Furyk formed his foundation in 2010, and hosted his first Furyk & Friends a year later, raising about $500,000 per year the last few years, he said, during a two-day event in advance of the Players Championship.
“It was about golf and food and drinks and fun, and not always in that order. Golf was usually fourth on the list,” he said. “But realizing that eventually I’m going to transition and start playing the Champions Tour and it’s inevitable that I’m going to lose touch with the PGA Tour – it just happens – we were thinking how do we evolve?

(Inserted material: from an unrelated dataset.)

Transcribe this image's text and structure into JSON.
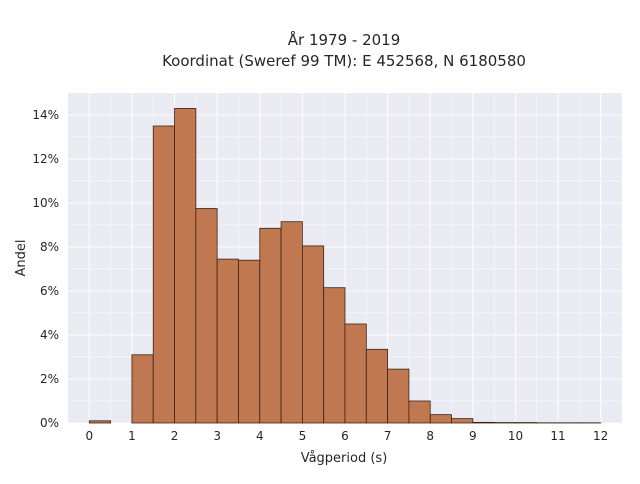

“I started seeing, you know, Steve Stricker has the Am Fam (American Family Insurance Championship) and my good buddy Davis Love has the RSM in Sea Island, and I had a couple meetings with (PGA Tour Champions President) Miller Brady and dinner with Jay (Monahan) one night a couple of years ago and we started talking about the possibility of running a Champions Tour event. And I asked, ‘Is that possible with our foundation?’ ”
It turned out it was a good fit in the tour’s fall schedule. So, how did they settle on the course? Allow Furyk to tell the story: “Miller said, ‘Where are you thinking about having it, what course?’ And I said, ‘Well, I’ve got one in mind,’ and he goes, ‘I do, too.’ And I said, ‘All right, you go first,’ and he said, ‘Timuquana.’ And I go, ‘Great, we’re on the same page. That’s the place I would like to do it.’ ”
Furyk said the response from his fellow pros has been overwhelmingly positive and he’s working on his sales pitch to attract Mickelson and his other pals to join the field. In the meantime, Furyk’s success at the Ally Challenge has stoked his interest in making the transition to the Champions Tour.
“It felt like the first day of school all over again,” said Furyk, who enjoyed catching up with the likes of Steve Pate and Jeff Sluman in Flint, Michigan, as well as playing on a shorter course. “My first day in Flint it had rained the night before and a couple of guys said, ‘Man, the course is playing long this year, isn’t it?’ I turned to Fluff and said, ‘What’s the longest club I hit in out here?’ Fluff said, ‘7-iron.’ I said, ‘Yeah, I can handle this.’ Medinah (site of last year’s BMW Championship) played at 7,650 last year. I’ll take my chances.
“My 4-iron is sore from the last few years and my 9-iron and wedge, they miss me. Do you know how long it’s been since I’ve been well-longer than average?” Furyk said. “That was kind of fun.”